What does a day in your life look like?

This semester most of my classes are in the afternoons so I usually try to wake up at 9am or 10am and get my work done in the morning. I like to do my work first thing in the morning. Then I’ll try to get to the gym or go for a run. In the evenings I usually have meetings or a Zeta event, and then I’ll spend my night usually answering emails and finishing up paperwork. That’s my typical weekday.

What activities were you involved in throughout high school? Were there any experiences that were most memorable or life changing?

In high school I was on the cross country and I was captain my senior year. I was on the swim team, I was involved in honor choir, and I did the musical every year. I wasn’t always accepted because I didn’t want to conform to the norm and I didn’t really care what other people thought. Then I remember my senior year I was voted homecoming queen, and I remember thinking, “This is what happens when you don’t let people tell you who to be. This is what happens when you are yourself. People end up liking you.” It was a life affirming moment in high school.

Besides interning and being Zeta’s president, what other activities are you involved in?

I’m pretty busy with school and Zeta. I work part-time during the semester. I was in hall council my freshman year and was a representative my sophomore year. Now I am not as involved since my meetings conflict.

What has your experience been like going to college in New York City?

It was hard at first because it was totally different from where I grew up. I grew up in a tiny town in Colorado and I wanted something different for college. I came up here and didn’t know anybody. At first it was exciting like I was on vacation, but then I realized that this is where I would live for the next four years. It was a bigger transition process, but now I’m really glad I came here because I feel like I became very independent and that I could go anywhere else in the world and feel comfortable and figure out where I’m going. It’s been hectic and sometimes a little stressful, but in the end I’m glad I came.
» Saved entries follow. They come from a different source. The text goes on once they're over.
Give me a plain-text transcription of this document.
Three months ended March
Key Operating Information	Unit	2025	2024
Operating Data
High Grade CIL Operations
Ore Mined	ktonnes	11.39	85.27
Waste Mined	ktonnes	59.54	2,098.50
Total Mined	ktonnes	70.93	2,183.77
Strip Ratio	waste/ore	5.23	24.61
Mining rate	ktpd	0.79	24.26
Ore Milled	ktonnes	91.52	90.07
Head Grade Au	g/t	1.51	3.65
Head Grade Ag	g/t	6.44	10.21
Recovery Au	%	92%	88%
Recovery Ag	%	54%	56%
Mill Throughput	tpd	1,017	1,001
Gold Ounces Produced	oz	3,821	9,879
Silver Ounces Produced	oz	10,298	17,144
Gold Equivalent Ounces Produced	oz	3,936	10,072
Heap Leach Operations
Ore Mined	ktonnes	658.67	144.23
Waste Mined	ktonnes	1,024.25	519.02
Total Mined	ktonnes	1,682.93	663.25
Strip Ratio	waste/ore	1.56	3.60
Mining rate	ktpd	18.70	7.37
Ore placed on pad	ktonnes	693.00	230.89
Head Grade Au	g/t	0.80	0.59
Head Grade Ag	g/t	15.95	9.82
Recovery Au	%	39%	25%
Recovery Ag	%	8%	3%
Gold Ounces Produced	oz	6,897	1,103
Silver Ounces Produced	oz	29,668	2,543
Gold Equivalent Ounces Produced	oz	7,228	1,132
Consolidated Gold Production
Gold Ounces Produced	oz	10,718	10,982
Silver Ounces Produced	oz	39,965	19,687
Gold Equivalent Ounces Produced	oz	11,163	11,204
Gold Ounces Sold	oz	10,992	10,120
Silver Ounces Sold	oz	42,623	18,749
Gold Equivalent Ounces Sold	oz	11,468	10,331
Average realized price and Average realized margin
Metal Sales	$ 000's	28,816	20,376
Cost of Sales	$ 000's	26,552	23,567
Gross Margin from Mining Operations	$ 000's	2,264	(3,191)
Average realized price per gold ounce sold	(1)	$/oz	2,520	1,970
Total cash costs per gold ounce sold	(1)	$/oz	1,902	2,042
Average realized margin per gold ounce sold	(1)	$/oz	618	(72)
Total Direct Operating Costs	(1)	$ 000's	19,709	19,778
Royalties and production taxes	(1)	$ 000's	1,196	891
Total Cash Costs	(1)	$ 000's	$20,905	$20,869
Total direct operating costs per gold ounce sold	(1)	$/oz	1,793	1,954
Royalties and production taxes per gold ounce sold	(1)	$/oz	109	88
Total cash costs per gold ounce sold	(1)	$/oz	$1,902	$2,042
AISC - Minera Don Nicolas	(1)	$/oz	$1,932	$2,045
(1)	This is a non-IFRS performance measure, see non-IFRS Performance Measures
What motivates you in your everyday life?

I have different motivations for different things. Especially for Zeta, my friends and sisters in the organizations motivate me. There are some days when I’m working all day doing Zeta stuff and I get exhausted, but then I realize I’m doing it for all of my friends, and that motivates me.

I’ve also always been a self-motivated person. I like to stay busy and keep going and think about my post-college life. I want to have enough experience to make money and support myself. I am past the living-with-my-parents stage in my life.

Who is your role model?

This was actually my entrance essay for college and I picked Walt Disney. I remember my first line being, “I am Walt Disney’s fairytale princess.” I think he’s a good example because I love the fantastical aspect of all of his work. Nothing was too much or too absurd to be a story. He was also a great storyteller and that’s one thing I would love to do, whether it’s fiction or journalism. He’s definitely one of my role models.

I’m also not someone who idolizes other people. I think everyone is flawed and I respect other people for what they’ve done, but I don’t necessarily idolize celebrities or anyone. I could try to live up to certain things they’ve done in their life, but I’d rather look up to the me that I can be.

What advice would you give your 15-year-old self?

Stop stressing so hard about everything in life. I tend to over-analyze and find the stress in everything. I would tell my 15-year-old-self to take chances. At that age I liked to take safe choices. I would tell myself that it is going to be okay eventually, but that it is going to get worse before it gets better.